Monday, May 7, 2007

Do you know what your customer REALLY values?

This is a story to show how sometimes companies emphasize some aspects of service that have no value to the customer and neglect the ones that do.

Two weeks ago on a Thursday morning, I called a company where I am a client to make, what I considered, a routine request for a document. I was in a session all afternoon, but my cell phone kept ringing off the hooks, showing a number I did not know. I came to the office to find several messages. My document was ready... already! This speed was way beyond my wildest expectations for I am not now (or will ever be) a VIP client.
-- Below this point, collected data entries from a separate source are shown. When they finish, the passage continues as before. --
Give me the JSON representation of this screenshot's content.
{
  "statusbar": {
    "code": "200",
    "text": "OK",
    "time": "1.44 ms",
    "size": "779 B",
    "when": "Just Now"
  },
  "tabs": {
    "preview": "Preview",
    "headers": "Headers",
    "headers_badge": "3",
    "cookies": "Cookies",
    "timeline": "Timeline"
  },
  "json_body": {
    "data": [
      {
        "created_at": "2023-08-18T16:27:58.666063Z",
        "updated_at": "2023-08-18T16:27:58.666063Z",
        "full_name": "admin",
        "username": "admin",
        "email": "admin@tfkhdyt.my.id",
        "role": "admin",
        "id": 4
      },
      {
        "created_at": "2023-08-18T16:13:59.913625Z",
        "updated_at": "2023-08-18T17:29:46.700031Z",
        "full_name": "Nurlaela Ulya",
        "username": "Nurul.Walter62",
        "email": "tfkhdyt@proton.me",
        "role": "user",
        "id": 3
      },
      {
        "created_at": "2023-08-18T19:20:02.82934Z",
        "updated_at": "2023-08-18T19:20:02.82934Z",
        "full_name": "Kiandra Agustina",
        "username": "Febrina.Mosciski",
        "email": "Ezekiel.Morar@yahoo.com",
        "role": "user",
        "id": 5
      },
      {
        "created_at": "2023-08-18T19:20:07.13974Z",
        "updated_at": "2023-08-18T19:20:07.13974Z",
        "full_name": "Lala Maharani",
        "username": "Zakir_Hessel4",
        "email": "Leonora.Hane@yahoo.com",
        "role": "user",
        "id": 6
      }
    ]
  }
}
"You can pick it up tomorrow", they said. "Well, thank you," I said, "but picking it up is quite inconvenient for me. Can you mail, fax or email it?" "No,", they said. "For xyz reason that's not possible."

So, a few days later I went to pick it up. It wasn't there! Actually, it was there, I later learnt, but it was with the person responsible for VIP's. And it just happened that that person had gone to the bathroom when I got there.

I picked up the document last Thursday: 2 weeks later!

The lessons?

  1. I didn't care to be treated like a VIP. I just wanted that document mailed, faxed, delivered, emailed to me. Or, if all else failed, not have to make the trip twice. That is what was "valuable" to me, what helps me. Do YOU know what your customer finds valuable? It's not always what you think.
  2. All this investment in "speed" at the front end, and the client still got the benefit two weeks later (and is "blogging about it), because you did not control the whole delivery process. What did it cost you to control that additional step? US$ 1.30 maximum?
  3. Make sure the "VIP client" knows what to do when the "employee-in-charge-of-VIP's goes to the bathroom.